2) Shifting offshore bunkering away from penguin colonies. Why take the risk? Why allow ships to transfer oil from one vessel to another in such close proximity to South Africa’s biggest African penguin colony in Algoa Bay?
3) As long as ships carry oil, there are likely to be oil spills. This is especially the case off South Africa’s coast, which is a major sea route and has some of the roughest seas in the world. Therefore we must ensure that all vessels transiting around South Africa are required by law to have a wildlife response plan to mitigate the impact of oil on marine wildlife in the event of a spill.
It’s a little known fact that South Africa is actually more sea than land. Our EEZ (Exclusive Economic Zone) stretches 200 nautical miles from our shores. That gives us 1.5 million km2 of ocean, compared to 1,2 million km2 of land – and yet we fail to recognise or properly protect our ocean resources. It is as if we are sea blind.
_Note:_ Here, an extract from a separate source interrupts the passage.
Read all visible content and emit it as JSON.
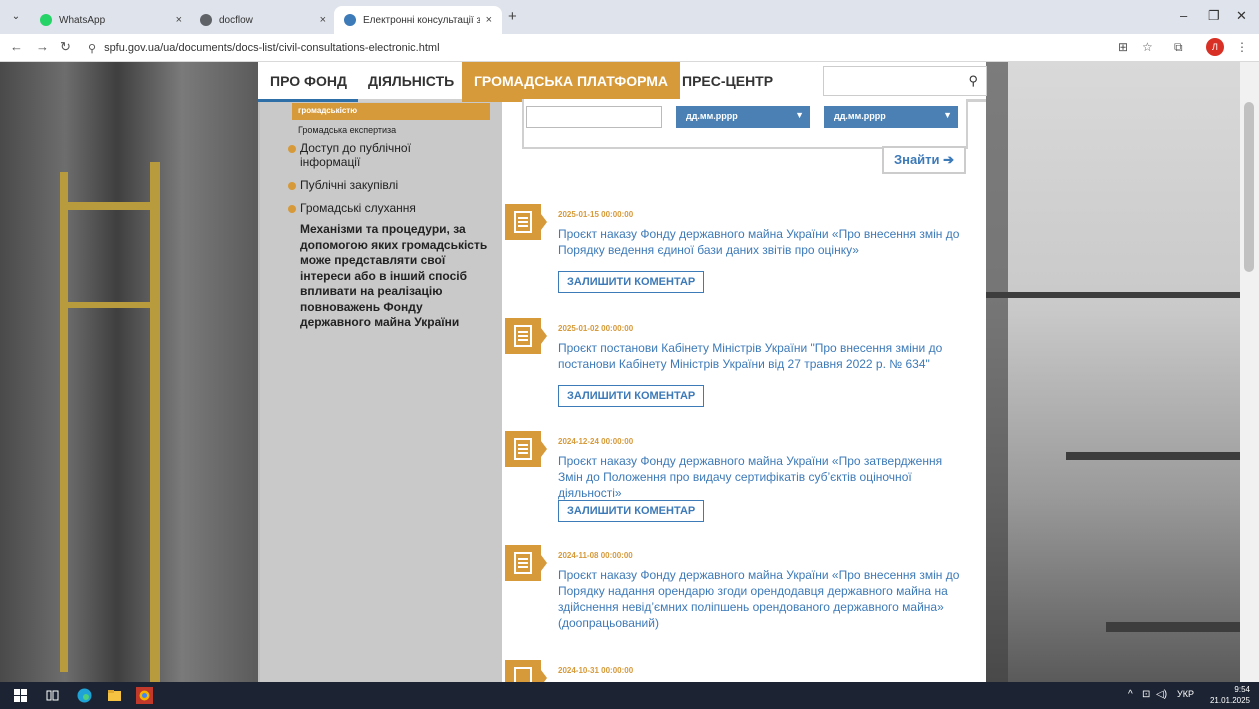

Our coast is a prime tourist destination. Visitors come from all over the world to see our magnificent beaches, whales, penguins and sharks, providing a crucial boost to our economy. Yet South Africa has designated less than 15% of its coastline as a protected area – less than half the international recommendation. And less than 1% is classified as “fully protected”.
Hermanus in springtime is idyllic. With the fynbos in bloom, the flowers seem to flow down the slopes of the Hottentots Holland range to meet the sea. It’s easy to see why tourists love to come here, particularly during the whale watching season, when the Southern Rights come in close to shore with their calves to breach and tail lob. But we should not forget that this was once the site of an ecocide, when humpback whales and Southern Rights were hunted to the brink of extinction.
We pulled back just in time; whaling was banned and whale numbers are recovering. Now the local economy relies almost entirely on its natural wildlife. And yet we seem intent on repeating our folly.
We may not be actively hunting the penguin, but by failing to put protective measures in place, we are sealing their fate through inaction.
Hopelessness and despondency are one of the greatest threats to our wildlife – another reason why we simply cannot afford to lose the African penguin.
This year has been dominated by COVID-19 and the economic crisis. But we must not let this distract us from protecting the environment on which we all depend.
Sadly we will not be able to save every bird. But we can still give this beloved South African species a fighting chance. Each Government can take action, no matter how small. The ripple effect for marine life is immeasurable. Gibraltar is lucky given its size and how nimble its authorities can be. Please help encourage and enable all localities around the world to do their bit … before it’s too late. Protecting natural habitats, like that of the humble African penguin, is in everyone’s interests.
Don’t leave it too late.
Lewis Pugh is an endurance swimmer, a maritime lawyer, friend of Gibraltar and UN Patron of the Oceans.